Sword in the Soul: Grier; Elgar; Bednall; Park

Record and Artist Details

Genre:

Vocal

Label: Orchid Classics

Media Format: CD or Download

Media Runtime: 76

Mastering:

DDD

Catalogue Number: ORC100223

ORC100223. Sword in the Soul: Grier; Elgar; Bednall; Park

Tracks:

Composition Artist Credit
Sword in the Soul Francis Grier, Composer
London Choral Sinfonia
Michael Waldron, Conductor
Phos hilaron Owain Park, Composer
London Choral Sinfonia
Michael Waldron, Conductor
We will remember them Edward Elgar, Composer
London Choral Sinfonia
Michael Waldron, Conductor
Variations on an Original Theme, 'Enigma', Movement: Lux aeterna, choral version of 'Nimrod' Edward Elgar, Composer
London Choral Sinfonia
Michael Waldron, Conductor
Nunc dimittis David Bednall, Composer
London Choral Sinfonia
Michael Waldron, Conductor
And I saw a new heaven Edgar (Leslie) Bainton, Composer
London Choral Sinfonia
Michael Waldron, Conductor

Premiered on Radio 4 in 1991, Sword in the Soul is a product of another age – one in which the BBC (still striving to bring classical music into the mainstream) commissioned composer Francis Grier to write music to accompany a sequence of texts for Good Friday by Rowan Williams. Recorded here for the first time by Michael Waldron and his London Choral Sinfonia, this modern-day Passion is powerful, and crying out for regular performance.

‘Breaking and bloodshed – we didn’t think he meant it like this.’ Williams’s retelling of the Good Friday story is precise, understated. Everyday language (spoken here by actors Simon Callow and Samantha Bond) takes us from arm’s-length awe to the up-close human tangle of violence and emotion. Grier’s seven movements create meditative spaces around the texts as well as kindling fierce drama within, from an expressive combination of choir, organ (James Orford) and solo cello (Brian O’Kane, song-like here).

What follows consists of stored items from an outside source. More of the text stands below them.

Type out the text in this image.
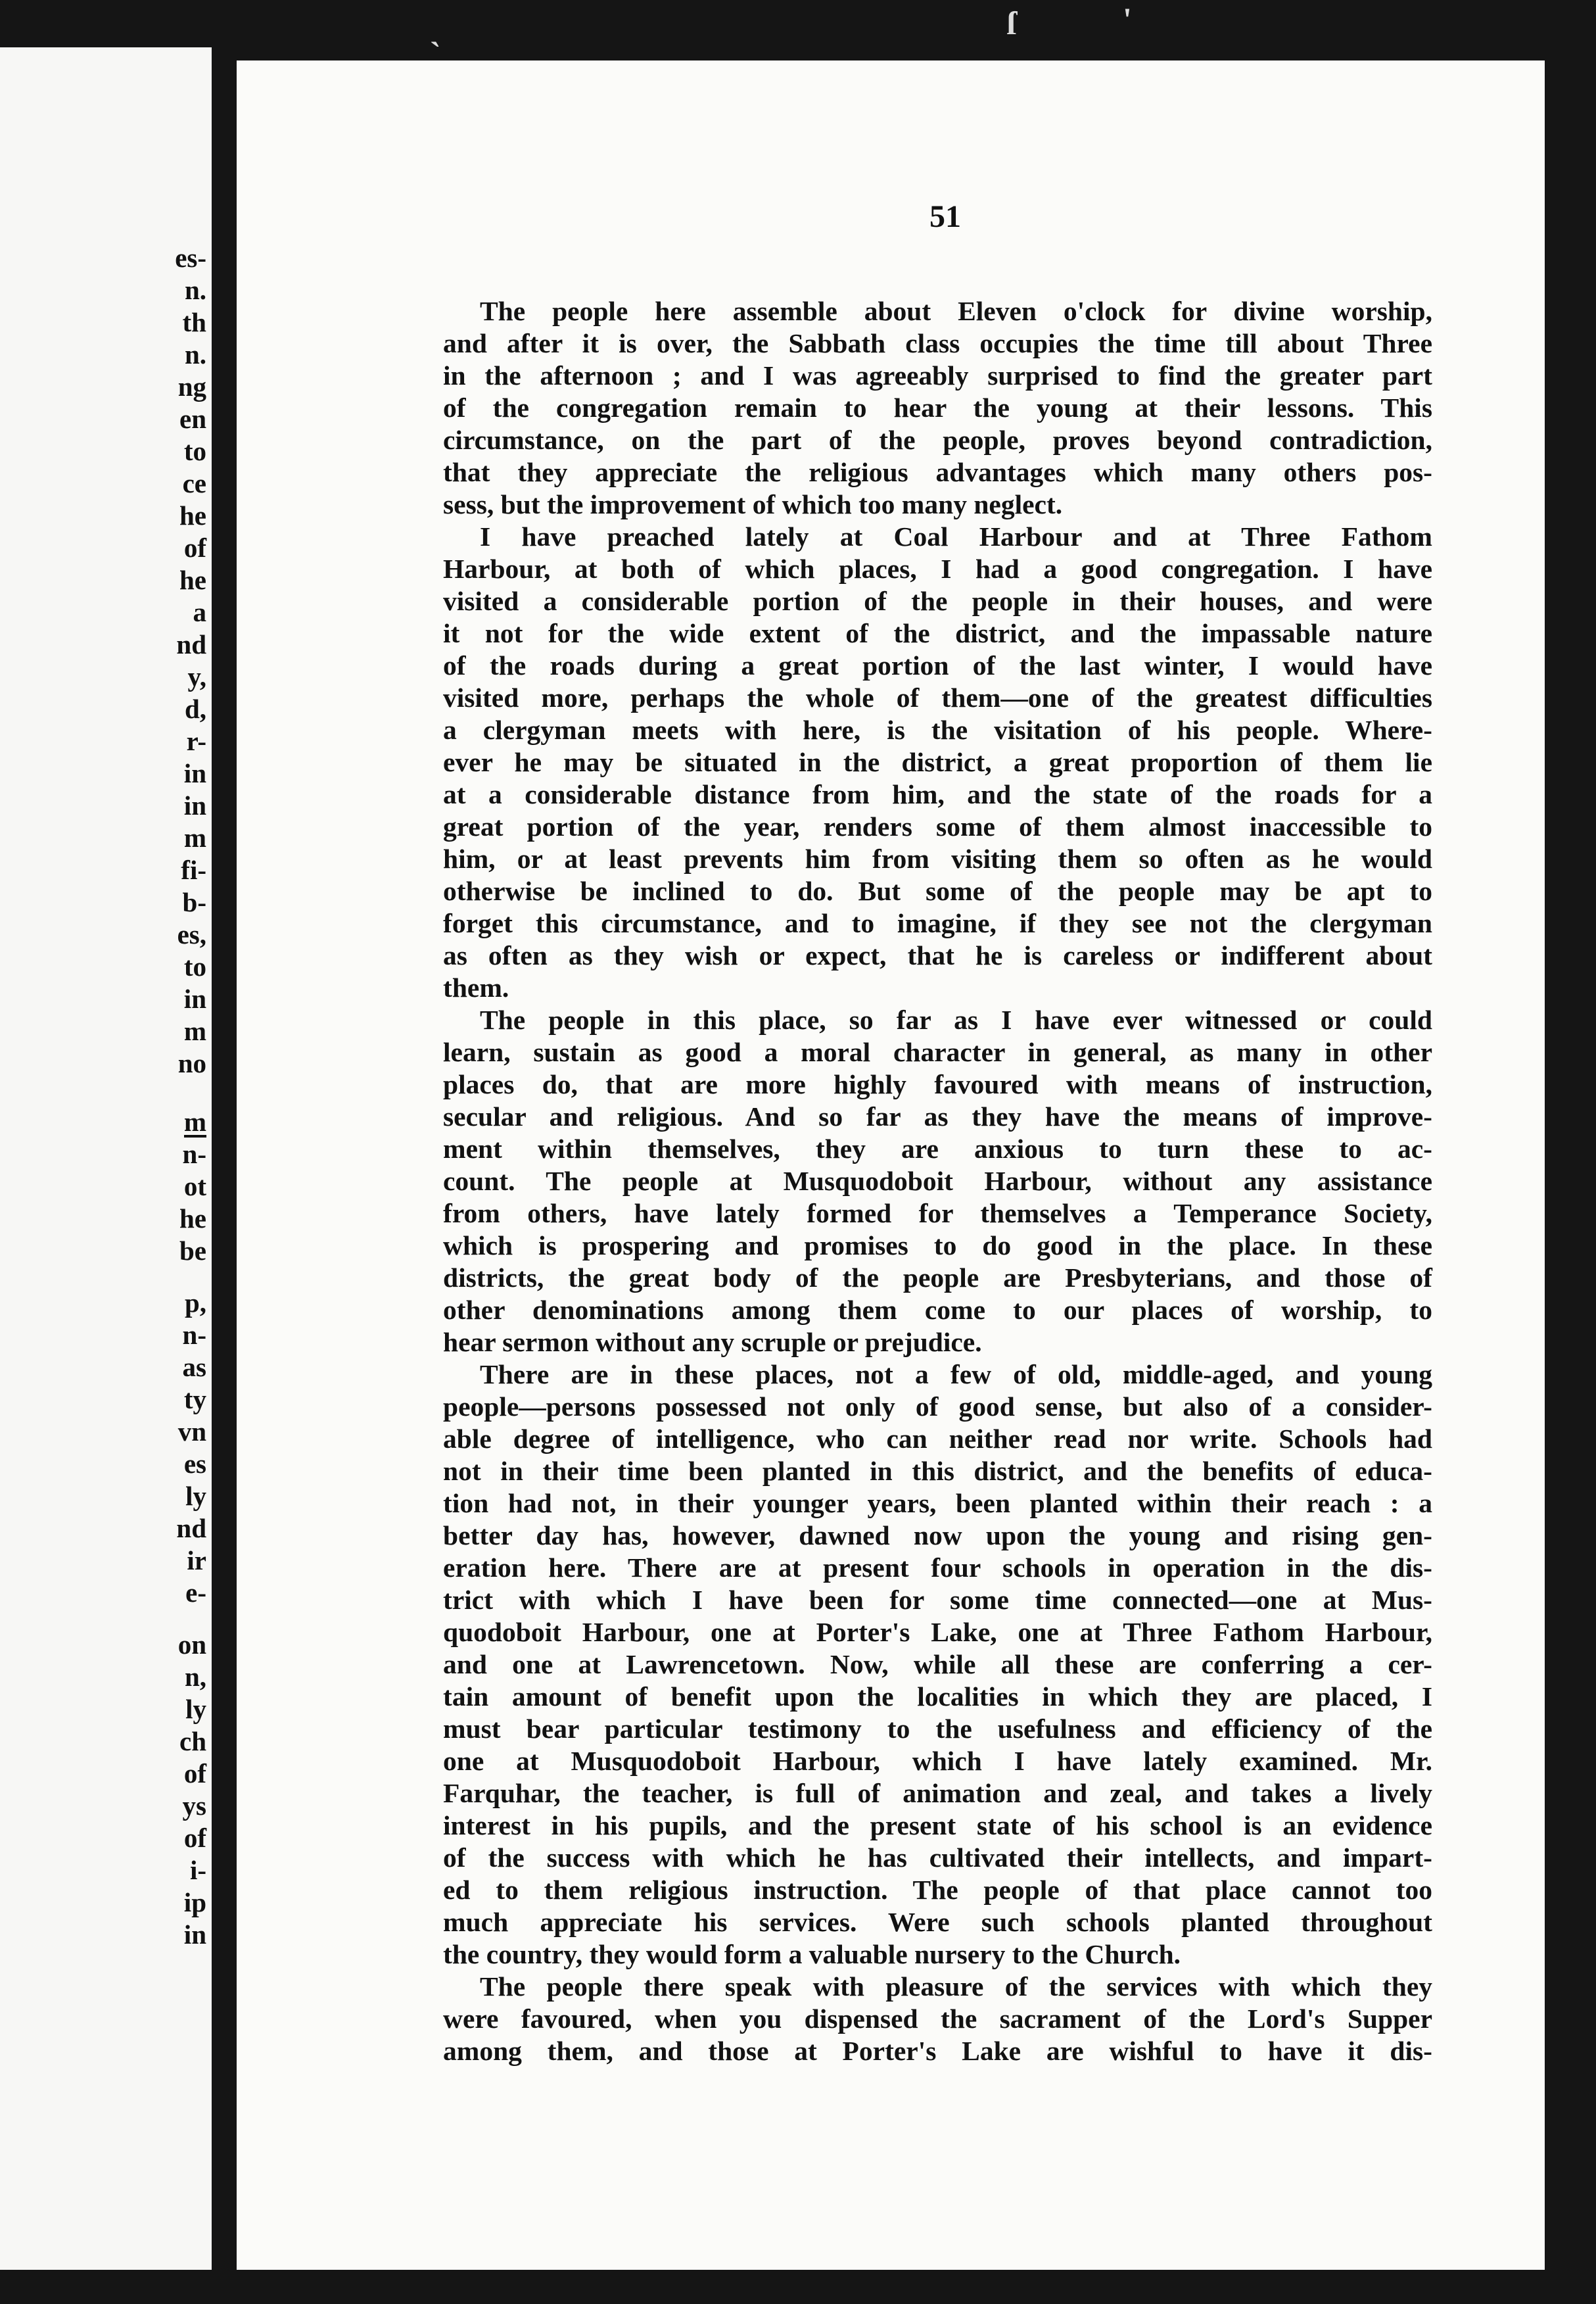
es-
n.
th
n.
ng
en
to
ce
he
of
he
a
nd
y,
d,
r-
in
in
m
fi-
b-
es,
to
in
m
no
m
n-
ot
he
be
p,
n-
as
ty
vn
es
ly
nd
ir
e-
on
n,
ly
ch
of
ys
of
i-
ip
in
ſ	'
`
51
The people here assemble about Eleven o'clock for divine worship,
and after it is over, the Sabbath class occupies the time till about Three
in the afternoon ; and I was agreeably surprised to find the greater part
of the congregation remain to hear the young at their lessons. This
circumstance, on the part of the people, proves beyond contradiction,
that they appreciate the religious advantages which many others pos-
sess, but the improvement of which too many neglect.
I have preached lately at Coal Harbour and at Three Fathom
Harbour, at both of which places, I had a good congregation. I have
visited a considerable portion of the people in their houses, and were
it not for the wide extent of the district, and the impassable nature
of the roads during a great portion of the last winter, I would have
visited more, perhaps the whole of them—one of the greatest difficulties
a clergyman meets with here, is the visitation of his people. Where-
ever he may be situated in the district, a great proportion of them lie
at a considerable distance from him, and the state of the roads for a
great portion of the year, renders some of them almost inaccessible to
him, or at least prevents him from visiting them so often as he would
otherwise be inclined to do. But some of the people may be apt to
forget this circumstance, and to imagine, if they see not the clergyman
as often as they wish or expect, that he is careless or indifferent about
them.
The people in this place, so far as I have ever witnessed or could
learn, sustain as good a moral character in general, as many in other
places do, that are more highly favoured with means of instruction,
secular and religious. And so far as they have the means of improve-
ment within themselves, they are anxious to turn these to ac-
count. The people at Musquodoboit Harbour, without any assistance
from others, have lately formed for themselves a Temperance Society,
which is prospering and promises to do good in the place. In these
districts, the great body of the people are Presbyterians, and those of
other denominations among them come to our places of worship, to
hear sermon without any scruple or prejudice.
There are in these places, not a few of old, middle-aged, and young
people—persons possessed not only of good sense, but also of a consider-
able degree of intelligence, who can neither read nor write. Schools had
not in their time been planted in this district, and the benefits of educa-
tion had not, in their younger years, been planted within their reach : a
better day has, however, dawned now upon the young and rising gen-
eration here. There are at present four schools in operation in the dis-
trict with which I have been for some time connected—one at Mus-
quodoboit Harbour, one at Porter's Lake, one at Three Fathom Harbour,
and one at Lawrencetown. Now, while all these are conferring a cer-
tain amount of benefit upon the localities in which they are placed, I
must bear particular testimony to the usefulness and efficiency of the
one at Musquodoboit Harbour, which I have lately examined. Mr.
Farquhar, the teacher, is full of animation and zeal, and takes a lively
interest in his pupils, and the present state of his school is an evidence
of the success with which he has cultivated their intellects, and impart-
ed to them religious instruction. The people of that place cannot too
much appreciate his services. Were such schools planted throughout
the country, they would form a valuable nursery to the Church.
The people there speak with pleasure of the services with which they
were favoured, when you dispensed the sacrament of the Lord's Supper
among them, and those at Porter's Lake are wishful to have it dis-
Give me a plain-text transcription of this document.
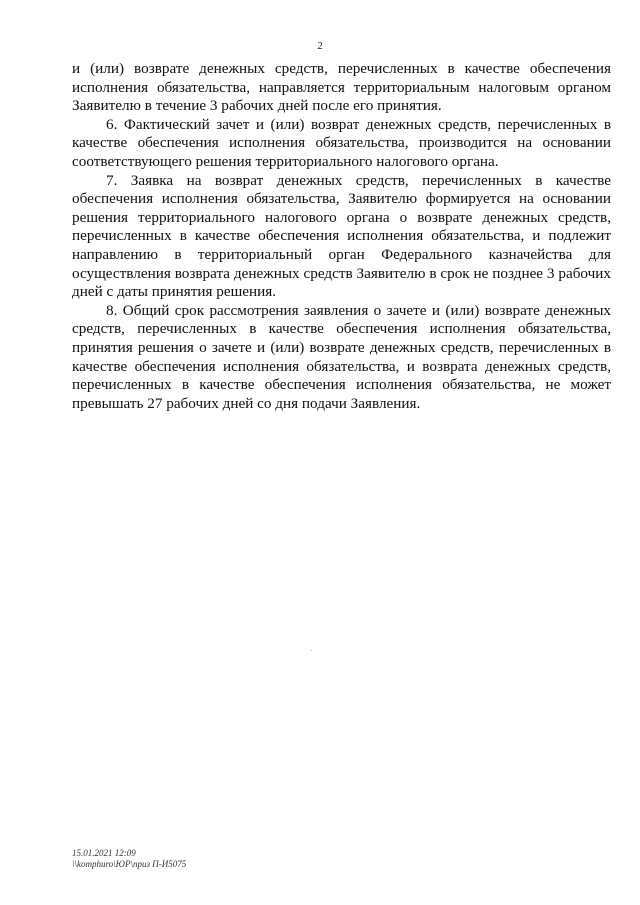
2

и (или) возврате денежных средств, перечисленных в качестве обеспечения исполнения обязательства, направляется территориальным налоговым органом Заявителю в течение 3 рабочих дней после его принятия.

6. Фактический зачет и (или) возврат денежных средств, перечисленных в качестве обеспечения исполнения обязательства, производится на основании соответствующего решения территориального налогового органа.

7. Заявка на возврат денежных средств, перечисленных в качестве обеспечения исполнения обязательства, Заявителю формируется на основании решения территориального налогового органа о возврате денежных средств, перечисленных в качестве обеспечения исполнения обязательства, и подлежит направлению в территориальный орган Федерального казначейства для осуществления возврата денежных средств Заявителю в срок не позднее 3 рабочих дней с даты принятия решения.

8. Общий срок рассмотрения заявления о зачете и (или) возврате денежных средств, перечисленных в качестве обеспечения исполнения обязательства, принятия решения о зачете и (или) возврате денежных средств, перечисленных в качестве обеспечения исполнения обязательства, и возврата денежных средств, перечисленных в качестве обеспечения исполнения обязательства, не может превышать 27 рабочих дней со дня подачи Заявления.

15.01.2021 12:09
\\komphuro\ЮР\приз П-И5075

Grier’s Brittenish ear for melodies that sound inevitable even when they are far from it, his elegant astringency and sobriety burst out into vast, shattering climaxes. The arc from the opening cello solo, through chant-inflected choral entries to the engulfing first organ chord is beautifully judged, its carefully tiered drama mirrored throughout as Grier combines and recombines his unusual forces, fragmenting his choir, splintering singers off into solo episodes, before coming to rest in a boldly ambiguous ending that refuses to offer catharsis. Philharmonia Voices and Aidan Oliver released a superb film of the sequence in 2015, but this audio recording is hopefully the resource that will send others out in search of this deeply affecting score.

Following in the footsteps of Merton College Choir’s recent release (Delphian, 2/23), the rest of the recording brings novelty to the Passiontide theme with a number of new orchestrations. It’ll be a struggle to return to Bainton’s original anthem And I saw a new heaven with just organ once you’ve heard the brass fanfares of ‘Behold, the tabernacle’ in Owain Park’s technicolour arrangement, and David Bednall’s Nunc dimittis (after Finzi) acquires new spaciousness in the composer’s own arrangement with string orchestra, with its many idiomatic nods back to Finzi himself.